A eso nos dedicamos todo el fin de semana. A estar sentados o de pie, según el hormigueo de nuestros culos mandase, hablar sobre cosas superficiales y fumar porros. Muchos porros. Con suerte, de lo más interesante que se hablaba, para mí, era de mujeres.
El mejor amigo de Jaime era el Juli. El Juli no se perdía ningún fin de semana en aquel camping, hiciese frío o calor. El Juli tenía nariz respingona y ojos rojizos del fumao que se gastaba siempre. Llevaba gafas de bakala y presumía de haberse comprado un bañador rojo como el del tío de los vigilantes de la playa. El Juli era hermano del Lute. Al tal Lute me contaron que le llamaban así, por que de pequeño hizo de extra en la película sobre el famoso kinki.

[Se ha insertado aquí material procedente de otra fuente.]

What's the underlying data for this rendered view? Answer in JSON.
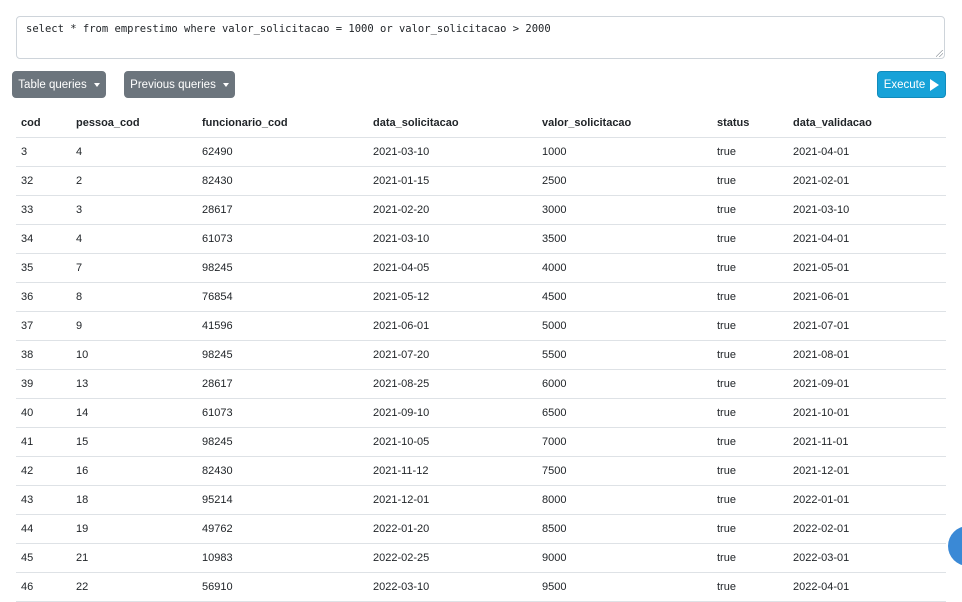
{
  "query": {
    "text": "select * from emprestimo where valor_solicitacao = 1000 or valor_solicitacao > 2000"
  },
  "toolbar": {
    "table_queries_label": "Table queries",
    "previous_queries_label": "Previous queries",
    "execute_label": "Execute",
    "icons": {
      "dropdown": "caret-down-icon",
      "execute": "play-icon"
    }
  },
  "results": {
    "columns": [
      "cod",
      "pessoa_cod",
      "funcionario_cod",
      "data_solicitacao",
      "valor_solicitacao",
      "status",
      "data_validacao"
    ],
    "rows": [
      [
        "3",
        "4",
        "62490",
        "2021-03-10",
        "1000",
        "true",
        "2021-04-01"
      ],
      [
        "32",
        "2",
        "82430",
        "2021-01-15",
        "2500",
        "true",
        "2021-02-01"
      ],
      [
        "33",
        "3",
        "28617",
        "2021-02-20",
        "3000",
        "true",
        "2021-03-10"
      ],
      [
        "34",
        "4",
        "61073",
        "2021-03-10",
        "3500",
        "true",
        "2021-04-01"
      ],
      [
        "35",
        "7",
        "98245",
        "2021-04-05",
        "4000",
        "true",
        "2021-05-01"
      ],
      [
        "36",
        "8",
        "76854",
        "2021-05-12",
        "4500",
        "true",
        "2021-06-01"
      ],
      [
        "37",
        "9",
        "41596",
        "2021-06-01",
        "5000",
        "true",
        "2021-07-01"
      ],
      [
        "38",
        "10",
        "98245",
        "2021-07-20",
        "5500",
        "true",
        "2021-08-01"
      ],
      [
        "39",
        "13",
        "28617",
        "2021-08-25",
        "6000",
        "true",
        "2021-09-01"
      ],
      [
        "40",
        "14",
        "61073",
        "2021-09-10",
        "6500",
        "true",
        "2021-10-01"
      ],
      [
        "41",
        "15",
        "98245",
        "2021-10-05",
        "7000",
        "true",
        "2021-11-01"
      ],
      [
        "42",
        "16",
        "82430",
        "2021-11-12",
        "7500",
        "true",
        "2021-12-01"
      ],
      [
        "43",
        "18",
        "95214",
        "2021-12-01",
        "8000",
        "true",
        "2022-01-01"
      ],
      [
        "44",
        "19",
        "49762",
        "2022-01-20",
        "8500",
        "true",
        "2022-02-01"
      ],
      [
        "45",
        "21",
        "10983",
        "2022-02-25",
        "9000",
        "true",
        "2022-03-01"
      ],
      [
        "46",
        "22",
        "56910",
        "2022-03-10",
        "9500",
        "true",
        "2022-04-01"
      ]
    ]
  },
  "colors": {
    "secondary_button": "#6c757d",
    "execute_button": "#17a2d8",
    "floating_button": "#3a89d6",
    "table_border": "#dee2e6"
  }
}
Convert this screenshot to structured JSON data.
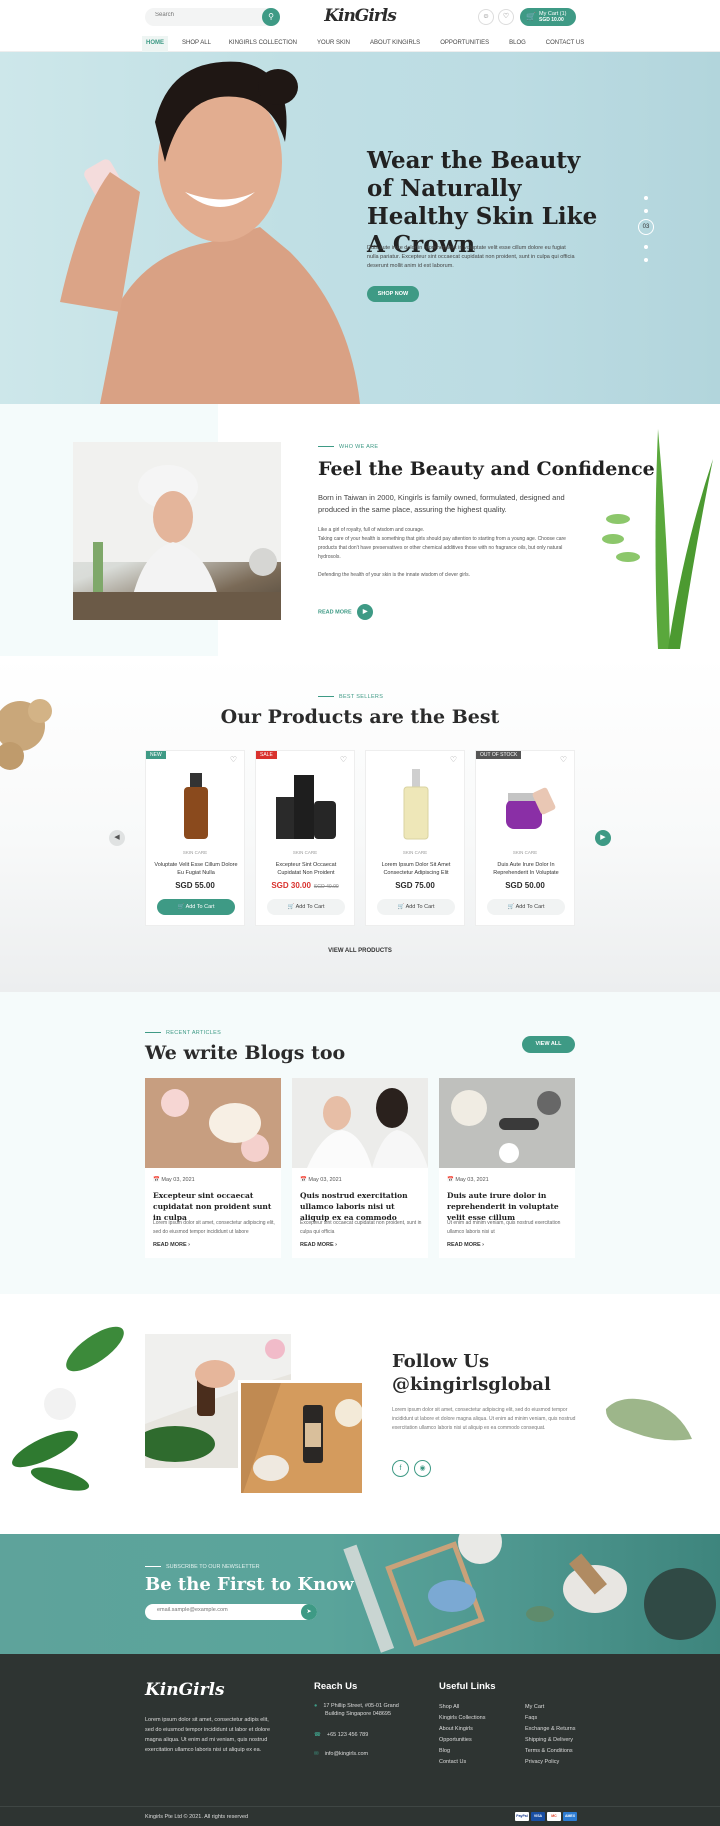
{
  "header": {
    "search_placeholder": "Search",
    "logo_text": "KinGirls",
    "cart_label": "My Cart (1)",
    "cart_total": "SGD 10.00",
    "nav": [
      "HOME",
      "SHOP ALL",
      "KINGIRLS COLLECTION",
      "YOUR SKIN",
      "ABOUT KINGIRLS",
      "OPPORTUNITIES",
      "BLOG",
      "CONTACT US"
    ]
  },
  "hero": {
    "title": "Wear the Beauty of Naturally Healthy Skin Like A Crown",
    "text": "Duis aute irure dolor in reprehenderit in voluptate velit esse cillum dolore eu fugiat nulla pariatur. Excepteur sint occaecat cupidatat non proident, sunt in culpa qui officia deserunt mollit anim id est laborum.",
    "button": "SHOP NOW",
    "slide_number": "03"
  },
  "about": {
    "eyebrow": "WHO WE ARE",
    "title": "Feel the Beauty and Confidence",
    "lead": "Born in Taiwan in 2000, Kingirls is family owned, formulated, designed and produced in the same place, assuring the highest quality.",
    "body1": "Like a girl of royalty, full of wisdom and courage.",
    "body2": "Taking care of your health is something that girls should pay attention to starting from a young age. Choose care products that don't have preservatives or other chemical additives those with no fragrance oils, but only natural hydrosols.",
    "body3": "Defending the health of your skin is the innate wisdom of clever girls.",
    "read_more": "READ MORE"
  },
  "products": {
    "eyebrow": "BEST SELLERS",
    "title": "Our Products are the Best",
    "view_all": "VIEW ALL PRODUCTS",
    "items": [
      {
        "badge": "NEW",
        "badge_color": "#3e9a85",
        "category": "SKIN CARE",
        "name": "Voluptate Velit Esse Cillum Dolore Eu Fugiat Nulla",
        "price": "SGD 55.00",
        "old_price": "",
        "button": "Add To Cart"
      },
      {
        "badge": "SALE",
        "badge_color": "#d9322e",
        "category": "SKIN CARE",
        "name": "Excepteur Sint Occaecat Cupidatat Non Proident",
        "price": "SGD 30.00",
        "old_price": "SGD 40.00",
        "button": "Add To Cart"
      },
      {
        "badge": "",
        "badge_color": "",
        "category": "SKIN CARE",
        "name": "Lorem Ipsum Dolor Sit Amet Consectetur Adipiscing Elit",
        "price": "SGD 75.00",
        "old_price": "",
        "button": "Add To Cart"
      },
      {
        "badge": "OUT OF STOCK",
        "badge_color": "#555555",
        "category": "SKIN CARE",
        "name": "Duis Aute Irure Dolor In Reprehenderit In Voluptate",
        "price": "SGD 50.00",
        "old_price": "",
        "button": "Add To Cart"
      }
    ]
  },
  "blog": {
    "eyebrow": "RECENT ARTICLES",
    "title": "We write Blogs too",
    "view_all": "VIEW ALL",
    "items": [
      {
        "date": "May 03, 2021",
        "title": "Excepteur sint occaecat cupidatat non proident sunt in culpa",
        "excerpt": "Lorem ipsum dolor sit amet, consectetur adipiscing elit, sed do eiusmod tempor incididunt ut labore",
        "read_more": "READ MORE"
      },
      {
        "date": "May 03, 2021",
        "title": "Quis nostrud exercitation ullamco laboris nisi ut aliquip ex ea commodo",
        "excerpt": "Excepteur sint occaecat cupidatat non proident, sunt in culpa qui officia",
        "read_more": "READ MORE"
      },
      {
        "date": "May 03, 2021",
        "title": "Duis aute irure dolor in reprehenderit in voluptate velit esse cillum",
        "excerpt": "Ut enim ad minim veniam, quis nostrud exercitation ullamco laboris nisi ut",
        "read_more": "READ MORE"
      }
    ]
  },
  "follow": {
    "title": "Follow Us @kingirlsglobal",
    "text": "Lorem ipsum dolor sit amet, consectetur adipiscing elit, sed do eiusmod tempor incididunt ut labore et dolore magna aliqua. Ut enim ad minim veniam, quis nostrud exercitation ullamco laboris nisi ut aliquip ex ea commodo consequat."
  },
  "subscribe": {
    "eyebrow": "SUBSCRIBE TO OUR NEWSLETTER",
    "title": "Be the First to Know",
    "placeholder": "email.sample@example.com"
  },
  "footer": {
    "logo_text": "KinGirls",
    "about": "Lorem ipsum dolor sit amet, consectetur adipis elit, sed do eiusmod tempor incididunt ut labor et dolore magna aliqua. Ut enim ad mi veniam, quis nostrud exercitation ullamco laboris nisi ut aliquip ex ea.",
    "reach_title": "Reach Us",
    "address_line1": "17 Phillip Street, #05-01 Grand",
    "address_line2": "Building Singapore 048695",
    "phone": "+65 123 456 789",
    "email": "info@kingirls.com",
    "links_title": "Useful Links",
    "links_col1": [
      "Shop All",
      "Kingirls Collections",
      "About Kingirls",
      "Opportunities",
      "Blog",
      "Contact Us"
    ],
    "links_col2": [
      "My Cart",
      "Faqs",
      "Exchange & Returns",
      "Shipping & Delivery",
      "Terms & Conditions",
      "Privacy Policy"
    ],
    "copyright": "Kingirls Pte Ltd © 2021. All rights reserved",
    "payments": [
      "PayPal",
      "VISA",
      "MC",
      "AMEX"
    ]
  },
  "colors": {
    "accent": "#3e9a85",
    "dark": "#2e3432",
    "sale": "#d9322e"
  }
}
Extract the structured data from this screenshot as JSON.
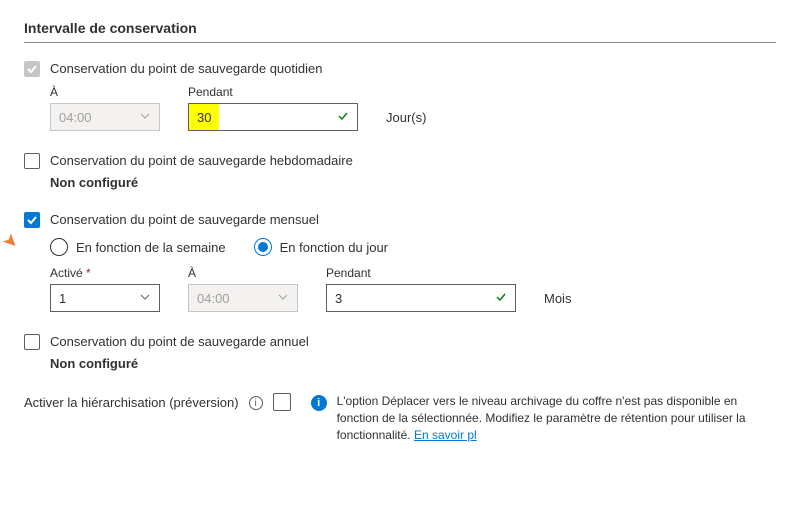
{
  "section_title": "Intervalle de conservation",
  "daily": {
    "label": "Conservation du point de sauvegarde quotidien",
    "at_label": "À",
    "at_value": "04:00",
    "for_label": "Pendant",
    "for_value": "30",
    "unit": "Jour(s)"
  },
  "weekly": {
    "label": "Conservation du point de sauvegarde hebdomadaire",
    "not_configured": "Non configuré"
  },
  "monthly": {
    "label": "Conservation du point de sauvegarde mensuel",
    "radio_week": "En fonction de la semaine",
    "radio_day": "En fonction du jour",
    "on_label": "Activé",
    "on_value": "1",
    "at_label": "À",
    "at_value": "04:00",
    "for_label": "Pendant",
    "for_value": "3",
    "unit": "Mois"
  },
  "yearly": {
    "label": "Conservation du point de sauvegarde annuel",
    "not_configured": "Non configuré"
  },
  "tiering": {
    "label": "Activer la hiérarchisation (préversion)",
    "info_text": "L'option Déplacer vers le niveau archivage du coffre n'est pas disponible en fonction de la sélectionnée. Modifiez le paramètre de rétention pour utiliser la fonctionnalité.",
    "link_text": "En savoir pl"
  }
}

La noche del sábado nos fuimos a un pueblo cercano. Jaime y yo lo hacíamos a escondidas, montados fugazmente en los asientos de atrás del coche de alguno de los mayores. En el pueblo de al lado, el personal se dedicaba a hacer un juego consistente en tirar monedas dentro de vasos y beber mucha, mucha cerveza y kalimotxo. Eso incluía a los conductores. Y aquella fue la noche en que conocí a Mimi y a Iven entre otros personajes de la España desfasada.
Recuerdo que se les encaprichó coca y en la moto de Iven, se montaron él y el Juli. Por el tiempo que les estuvimos esperando, aburridos como ostras, en la plazucha de aquél pueblo, fue creíble que se vinieron desde allí, a Madrid, a por el preciado polvo blanco. Se dieron un paseo de narices, entre otras cosas, por que la moto era una Yamaha de 80 cm^3. Tardaron un buen rato. Llegaron y se prepararon las rayas. Lo último que recuerdo es que alguien nos acercó a Jaime y a mí al camping. Menudo aburrimiento fue todo. Lo que siempre me inquietó de aquel panorama es que se trataba de gente de nivel social medio.
Mimi e Iven curraban con una vespino llevando componentes, por encargo, a los talleres mecánicos. Vivían con sus padres y dedicaban el sueldo a beber y meterse algo. Lo último que supe de ellos fue que Iven, se quemó vivo dentro de un coche, tras estrellarse con él. Escapaba de un control de la Guardia Civil.